Carotid CTA is highly accurate for diagnosing subclavian steno-occlusion, which is the advantage of CTA in the diagnosis of SS. However, VA ipsilateral to subclavian steno-occlusion in SS may be shallow or even invisible, which is likely misdiagnosed as vertebral arteriopathy. Shallow VA is the pitfall of CTA in the diagnosis of SS, but it may be an important clue of SS on CTA. Proper recognition of shallow VA combined with subclavian steno-occlusion and CDS findings may help prevent misdiagnosis and assist in the correct diagnosis of SS by CTA.

Data Sharing Statement

Data is available from the corresponding author on reasonable request.

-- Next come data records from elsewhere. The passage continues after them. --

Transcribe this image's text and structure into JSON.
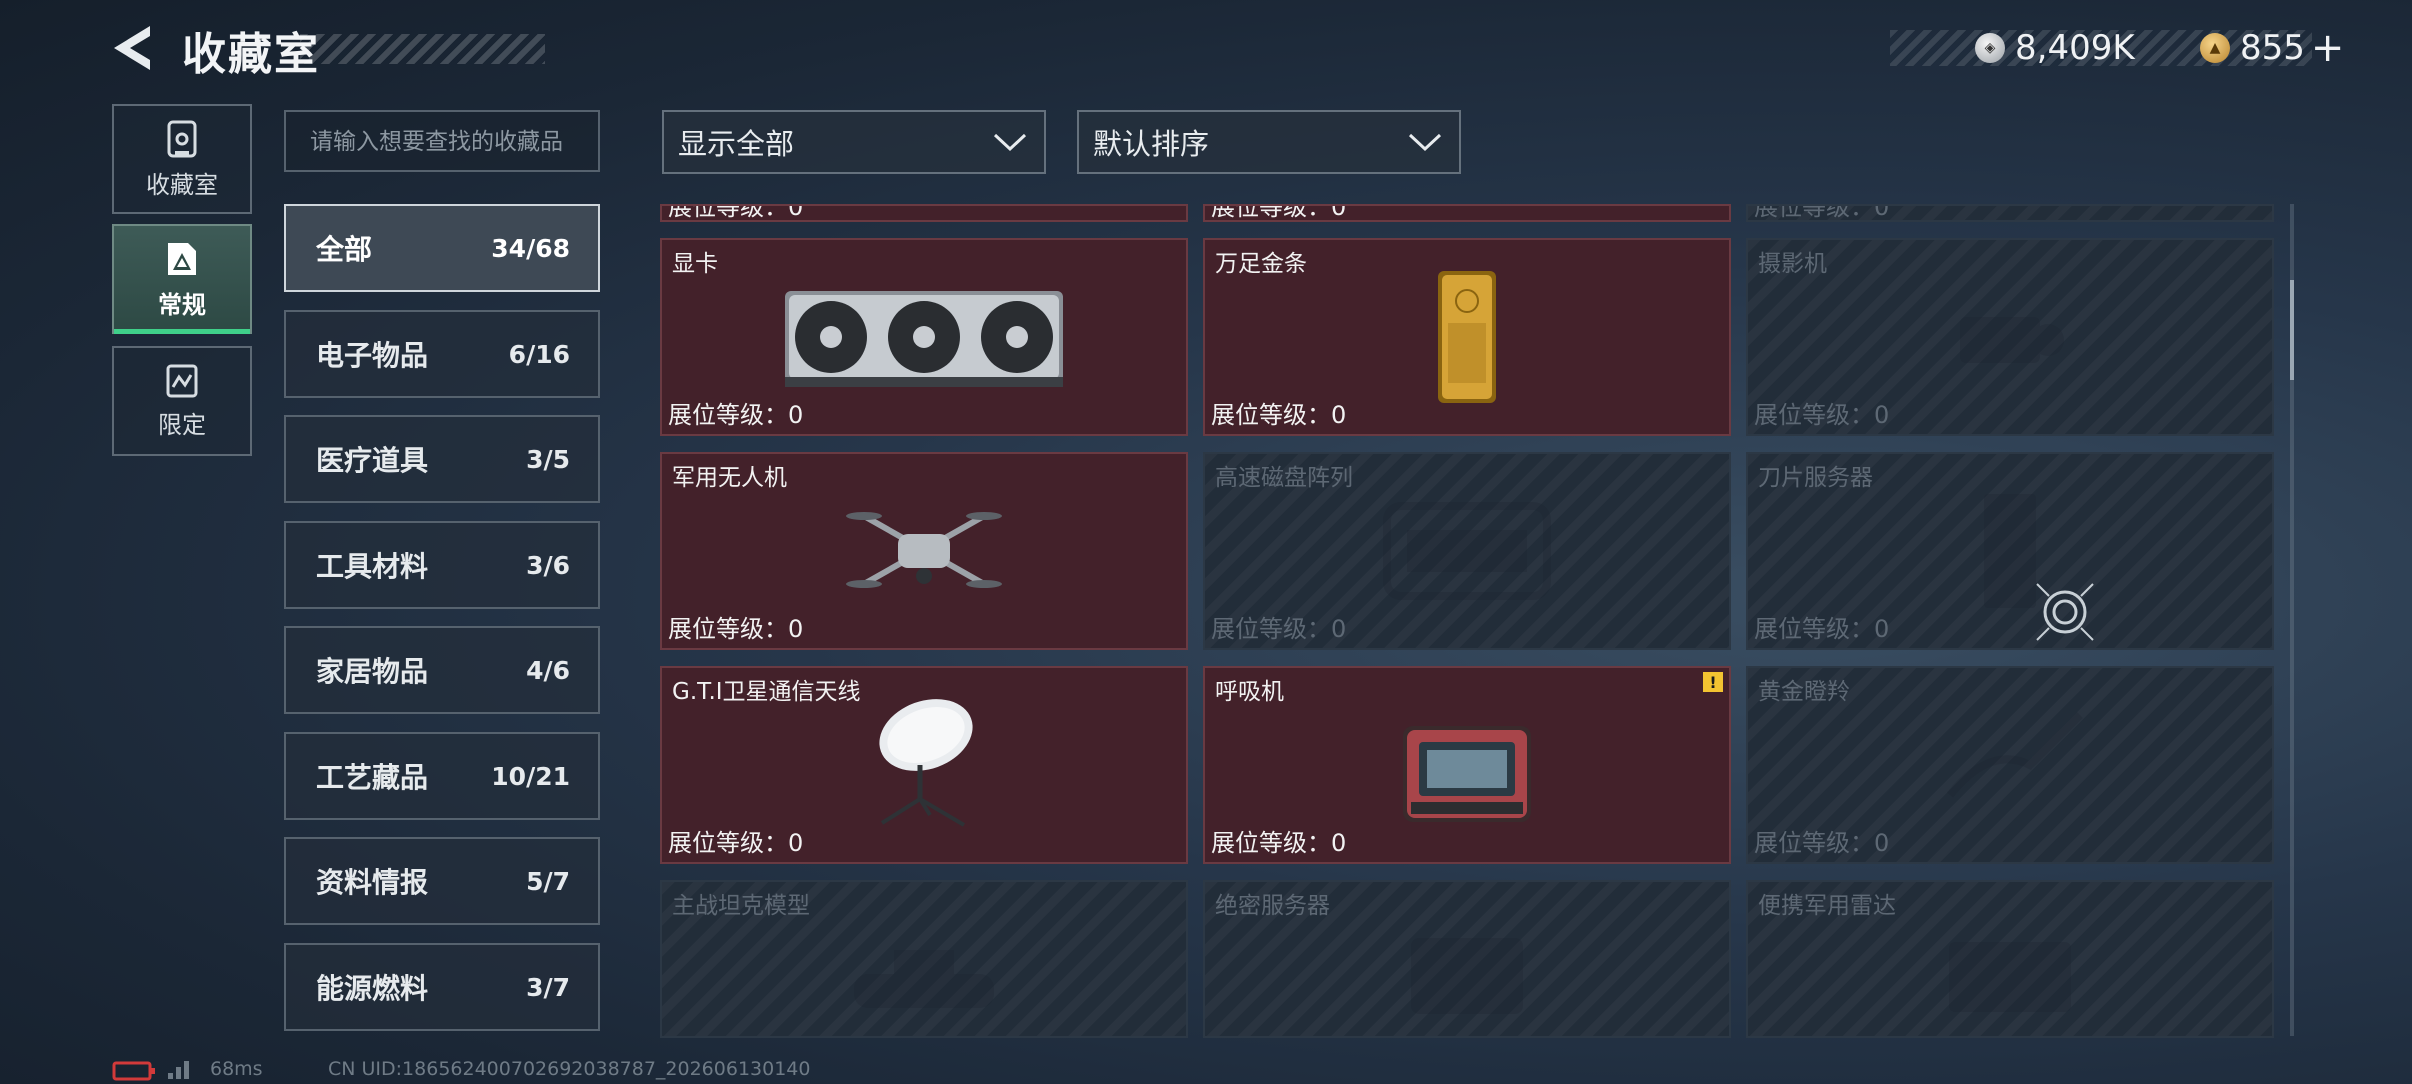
{
  "header": {
    "title": "收藏室",
    "currencies": [
      {
        "icon": "silver-coin-icon",
        "value": "8,409K"
      },
      {
        "icon": "gold-coin-icon",
        "value": "855",
        "add": "+"
      }
    ]
  },
  "side_tabs": [
    {
      "label": "收藏室",
      "icon": "vault-icon"
    },
    {
      "label": "常规",
      "icon": "triangle-card-icon",
      "active": true
    },
    {
      "label": "限定",
      "icon": "limited-icon"
    }
  ],
  "search": {
    "placeholder": "请输入想要查找的收藏品"
  },
  "filters": {
    "display": "显示全部",
    "sort": "默认排序"
  },
  "categories": [
    {
      "name": "全部",
      "count": "34/68",
      "active": true
    },
    {
      "name": "电子物品",
      "count": "6/16"
    },
    {
      "name": "医疗道具",
      "count": "3/5"
    },
    {
      "name": "工具材料",
      "count": "3/6"
    },
    {
      "name": "家居物品",
      "count": "4/6"
    },
    {
      "name": "工艺藏品",
      "count": "10/21"
    },
    {
      "name": "资料情报",
      "count": "5/7"
    },
    {
      "name": "能源燃料",
      "count": "3/7"
    }
  ],
  "level_label": "展位等级：0",
  "partial_row_label": "展位等级：0",
  "items": [
    {
      "name": "显卡",
      "owned": true,
      "icon": "graphics-card-icon"
    },
    {
      "name": "万足金条",
      "owned": true,
      "icon": "gold-bar-icon"
    },
    {
      "name": "摄影机",
      "owned": false,
      "icon": "camera-icon"
    },
    {
      "name": "军用无人机",
      "owned": true,
      "icon": "drone-icon"
    },
    {
      "name": "高速磁盘阵列",
      "owned": false,
      "icon": "disk-array-icon"
    },
    {
      "name": "刀片服务器",
      "owned": false,
      "icon": "blade-server-icon"
    },
    {
      "name": "G.T.I卫星通信天线",
      "owned": true,
      "icon": "satellite-dish-icon"
    },
    {
      "name": "呼吸机",
      "owned": true,
      "icon": "ventilator-icon",
      "warning": "!"
    },
    {
      "name": "黄金瞪羚",
      "owned": false,
      "icon": "gazelle-icon"
    },
    {
      "name": "主战坦克模型",
      "owned": false,
      "icon": "tank-model-icon"
    },
    {
      "name": "绝密服务器",
      "owned": false,
      "icon": "server-icon"
    },
    {
      "name": "便携军用雷达",
      "owned": false,
      "icon": "radar-icon"
    }
  ],
  "status_bar": {
    "ping": "68ms",
    "uid": "CN UID:18656240070269203878​7_202606130140"
  }
}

Ethics Approval and Informed Consent

The study was conducted in accordance with the Declaration of Helsinki and approved by the Ethics Committee of the Second Affiliate Hospital of Chongqing Medical University (protocol code (2019)321 and date of approval 2019-7-21). Due to the retrospective nature of the study and the lowest risk to the research subjects, the informed consent application was waived. All patient data were anonymously recorded and securely protected to ensure patient confidentiality.

Acknowledgments

We thank Dr. Si-yao Chen for English editing, and Chongqing Nanan medical scientific research project for financial support.

Author Contributions

All authors made substantial contributions to conception and design, acquisition of data, or analysis and interpretation of data; took part in drafting the article or revising it critically for important intellectual content; agreed to submit to the current journal; gave final approval of the version to be published; and agreed to be accountable for all aspects of the work.

Funding

This research was funded by Chongqing Nanan medical scientific research project, grant number 2019-04; and Chongqing medical scientific research project, grant number 2021MSXM296. The APC was funded by Chongqing Nanan medical scientific research project. The funders had no role in the design of the study; in the collection, analyses, or interpretation of data; in the writing of the manuscript; or in the decision to publish the results.

Disclosure

The authors declare no conflicts of interest in this work.